Structural evolution of LiNn+ (n = 2, 4, 6, 8, and 10) clusters: mass spectrometry and theoretical calculations

Abstract

Mixed nitrogen-lithium cluster cations LiN_n⁺ were generated by laser vaporization and analyzed by time-of-flight mass spectrometry. It is found that LiN₈⁺ has the highest ion abundance among the LiN_n⁺ ions in the mass spectrum. Density functional calculations were conducted to search for the stable structures of the Li–N clusters. The theoretical results show that the most stable isomers of LiN_n⁺ clusters are in the form of Li⁺(N₂)_n/2, and the order of their calculated binding energies is consistent with that of Li–N₂ bond lengths.

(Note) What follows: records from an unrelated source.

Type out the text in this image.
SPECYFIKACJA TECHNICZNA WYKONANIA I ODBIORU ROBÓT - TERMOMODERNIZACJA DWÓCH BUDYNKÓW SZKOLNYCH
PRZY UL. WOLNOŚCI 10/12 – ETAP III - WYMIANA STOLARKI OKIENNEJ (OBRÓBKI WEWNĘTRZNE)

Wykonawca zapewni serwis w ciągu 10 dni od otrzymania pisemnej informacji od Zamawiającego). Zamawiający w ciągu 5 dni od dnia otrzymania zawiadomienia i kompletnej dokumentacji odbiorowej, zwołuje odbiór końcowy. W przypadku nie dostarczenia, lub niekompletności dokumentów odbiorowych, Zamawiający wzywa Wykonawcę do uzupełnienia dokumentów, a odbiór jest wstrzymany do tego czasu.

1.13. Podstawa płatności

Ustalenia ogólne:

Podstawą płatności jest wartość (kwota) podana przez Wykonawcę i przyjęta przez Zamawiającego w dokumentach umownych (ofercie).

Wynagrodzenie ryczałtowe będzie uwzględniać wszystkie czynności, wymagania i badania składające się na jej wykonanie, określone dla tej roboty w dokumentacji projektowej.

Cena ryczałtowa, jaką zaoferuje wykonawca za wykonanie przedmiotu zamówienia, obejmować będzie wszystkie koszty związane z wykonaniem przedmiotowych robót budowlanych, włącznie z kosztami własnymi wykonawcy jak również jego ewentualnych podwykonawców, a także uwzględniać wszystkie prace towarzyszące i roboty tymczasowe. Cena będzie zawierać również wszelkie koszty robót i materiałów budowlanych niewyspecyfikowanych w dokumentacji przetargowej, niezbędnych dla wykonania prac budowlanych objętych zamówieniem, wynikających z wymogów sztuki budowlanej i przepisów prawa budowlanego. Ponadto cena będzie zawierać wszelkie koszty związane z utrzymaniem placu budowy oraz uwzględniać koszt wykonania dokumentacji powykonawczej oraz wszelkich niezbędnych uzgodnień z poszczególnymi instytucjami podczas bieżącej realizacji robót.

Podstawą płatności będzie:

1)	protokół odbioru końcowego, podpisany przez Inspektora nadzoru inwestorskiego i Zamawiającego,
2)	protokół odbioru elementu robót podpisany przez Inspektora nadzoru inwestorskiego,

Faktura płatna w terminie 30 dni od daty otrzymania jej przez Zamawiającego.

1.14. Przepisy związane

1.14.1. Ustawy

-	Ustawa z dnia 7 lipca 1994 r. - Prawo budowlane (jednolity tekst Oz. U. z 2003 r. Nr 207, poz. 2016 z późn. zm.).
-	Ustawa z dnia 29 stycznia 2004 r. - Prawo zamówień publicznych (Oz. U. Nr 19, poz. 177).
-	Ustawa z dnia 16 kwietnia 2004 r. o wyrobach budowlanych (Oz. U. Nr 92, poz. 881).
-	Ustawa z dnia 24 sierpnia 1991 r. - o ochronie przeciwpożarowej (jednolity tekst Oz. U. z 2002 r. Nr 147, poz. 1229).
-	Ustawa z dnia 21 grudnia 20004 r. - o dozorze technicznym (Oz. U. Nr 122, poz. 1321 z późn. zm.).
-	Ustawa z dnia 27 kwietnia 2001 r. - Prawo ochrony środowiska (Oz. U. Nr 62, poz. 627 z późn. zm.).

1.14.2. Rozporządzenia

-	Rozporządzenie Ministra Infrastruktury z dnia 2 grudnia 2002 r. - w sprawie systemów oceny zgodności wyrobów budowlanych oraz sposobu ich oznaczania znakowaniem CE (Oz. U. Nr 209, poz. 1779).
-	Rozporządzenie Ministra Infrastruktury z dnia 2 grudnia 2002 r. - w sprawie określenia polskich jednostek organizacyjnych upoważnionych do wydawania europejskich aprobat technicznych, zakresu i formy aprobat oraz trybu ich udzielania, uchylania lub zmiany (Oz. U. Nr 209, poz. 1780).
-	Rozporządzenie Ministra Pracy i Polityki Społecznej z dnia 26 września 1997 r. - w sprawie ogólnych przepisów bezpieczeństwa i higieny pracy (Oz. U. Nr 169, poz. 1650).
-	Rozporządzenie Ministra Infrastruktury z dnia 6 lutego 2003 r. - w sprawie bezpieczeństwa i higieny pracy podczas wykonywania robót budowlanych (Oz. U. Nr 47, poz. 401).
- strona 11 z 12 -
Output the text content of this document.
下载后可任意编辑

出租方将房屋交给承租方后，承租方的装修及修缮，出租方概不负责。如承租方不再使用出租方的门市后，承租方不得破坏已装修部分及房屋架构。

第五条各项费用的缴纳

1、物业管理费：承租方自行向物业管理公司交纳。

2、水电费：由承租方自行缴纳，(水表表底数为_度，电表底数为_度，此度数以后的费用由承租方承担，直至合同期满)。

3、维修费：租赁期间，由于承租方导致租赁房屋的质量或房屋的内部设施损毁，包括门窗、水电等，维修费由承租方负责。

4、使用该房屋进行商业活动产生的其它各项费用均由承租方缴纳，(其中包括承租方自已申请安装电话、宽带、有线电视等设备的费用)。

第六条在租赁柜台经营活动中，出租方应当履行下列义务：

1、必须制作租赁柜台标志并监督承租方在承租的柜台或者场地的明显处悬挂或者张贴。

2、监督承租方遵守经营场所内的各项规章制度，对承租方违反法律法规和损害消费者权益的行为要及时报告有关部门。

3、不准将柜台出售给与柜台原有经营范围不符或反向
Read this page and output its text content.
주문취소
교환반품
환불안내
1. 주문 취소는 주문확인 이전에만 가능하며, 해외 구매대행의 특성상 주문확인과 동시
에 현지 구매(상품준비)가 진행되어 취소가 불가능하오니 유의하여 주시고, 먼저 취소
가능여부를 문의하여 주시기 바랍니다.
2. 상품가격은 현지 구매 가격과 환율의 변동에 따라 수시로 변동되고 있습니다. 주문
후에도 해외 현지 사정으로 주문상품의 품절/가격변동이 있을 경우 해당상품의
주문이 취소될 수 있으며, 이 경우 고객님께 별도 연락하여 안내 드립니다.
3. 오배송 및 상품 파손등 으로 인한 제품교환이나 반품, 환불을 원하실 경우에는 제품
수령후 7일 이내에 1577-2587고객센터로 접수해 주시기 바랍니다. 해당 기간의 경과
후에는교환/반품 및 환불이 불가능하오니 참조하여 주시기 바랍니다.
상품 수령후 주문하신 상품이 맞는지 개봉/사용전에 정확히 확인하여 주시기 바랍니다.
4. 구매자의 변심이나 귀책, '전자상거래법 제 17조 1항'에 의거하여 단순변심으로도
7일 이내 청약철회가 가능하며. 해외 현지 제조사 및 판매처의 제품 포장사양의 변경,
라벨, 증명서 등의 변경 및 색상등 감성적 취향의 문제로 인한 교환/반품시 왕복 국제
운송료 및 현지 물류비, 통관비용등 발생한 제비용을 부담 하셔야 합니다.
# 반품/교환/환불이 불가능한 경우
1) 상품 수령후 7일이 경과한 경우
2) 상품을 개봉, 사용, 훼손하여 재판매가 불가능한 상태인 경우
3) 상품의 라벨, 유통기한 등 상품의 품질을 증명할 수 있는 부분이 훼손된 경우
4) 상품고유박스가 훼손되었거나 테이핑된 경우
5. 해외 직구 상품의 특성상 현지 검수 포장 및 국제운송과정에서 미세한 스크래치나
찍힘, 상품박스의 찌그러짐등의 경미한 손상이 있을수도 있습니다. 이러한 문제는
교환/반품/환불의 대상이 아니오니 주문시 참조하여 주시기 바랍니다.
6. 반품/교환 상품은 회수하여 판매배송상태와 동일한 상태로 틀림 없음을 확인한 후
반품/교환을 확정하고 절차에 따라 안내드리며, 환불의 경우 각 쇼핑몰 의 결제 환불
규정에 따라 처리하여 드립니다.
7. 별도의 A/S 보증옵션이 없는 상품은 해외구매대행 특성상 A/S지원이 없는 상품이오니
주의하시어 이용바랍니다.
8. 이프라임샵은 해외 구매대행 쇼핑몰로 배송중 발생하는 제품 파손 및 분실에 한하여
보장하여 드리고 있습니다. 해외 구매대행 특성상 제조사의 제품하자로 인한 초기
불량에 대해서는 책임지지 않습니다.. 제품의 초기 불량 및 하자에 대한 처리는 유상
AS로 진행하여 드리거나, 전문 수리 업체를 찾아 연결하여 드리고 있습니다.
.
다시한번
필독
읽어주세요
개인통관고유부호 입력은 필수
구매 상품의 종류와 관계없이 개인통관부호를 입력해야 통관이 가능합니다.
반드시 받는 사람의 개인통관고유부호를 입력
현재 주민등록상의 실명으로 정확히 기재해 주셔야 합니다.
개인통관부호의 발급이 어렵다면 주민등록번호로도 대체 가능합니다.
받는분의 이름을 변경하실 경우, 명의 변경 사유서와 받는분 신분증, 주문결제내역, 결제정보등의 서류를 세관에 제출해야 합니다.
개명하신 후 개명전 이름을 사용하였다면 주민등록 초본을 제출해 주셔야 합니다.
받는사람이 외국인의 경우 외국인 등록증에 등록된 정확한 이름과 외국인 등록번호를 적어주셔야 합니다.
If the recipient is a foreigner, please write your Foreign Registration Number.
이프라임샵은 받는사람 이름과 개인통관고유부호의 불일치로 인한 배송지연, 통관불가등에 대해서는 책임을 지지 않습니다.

The most stable structures of LiN_n⁺ evolve from one-dimensional linear type (C_∞v, n = 2; D_∞h, n = 4), to two-dimensional branch type (D_3h, n = 6), then to three-dimensional tetrahedral (T_d, n = 8) and square pyramid (C_4v, n = 10) types. Further natural bond orbital analyses show that electrons are transferred from the lone pair on N_α of every N₂ unit to the empty orbitals of lithium atom in LiN_2–8⁺, while in LiN₁₀⁺, electrons are transferred from the bonding orbital of the Li–N_α bonds to the antibonding orbital of the other Li–N_α bonds. In both cases, the N₂ units become dipoles and strongly interact with Li⁺. The average second-order perturbation stabilization energy for LiN₈⁺ is the highest among the observed LiN_n⁺ clusters. For neutral LiN_2–8 clusters, the most stable isomers were also formed by a Li atom and n/2 number of N₂ units, while that of LiN₁₀ is in the form of Li⁺(N₂)₃(η¹-N₄).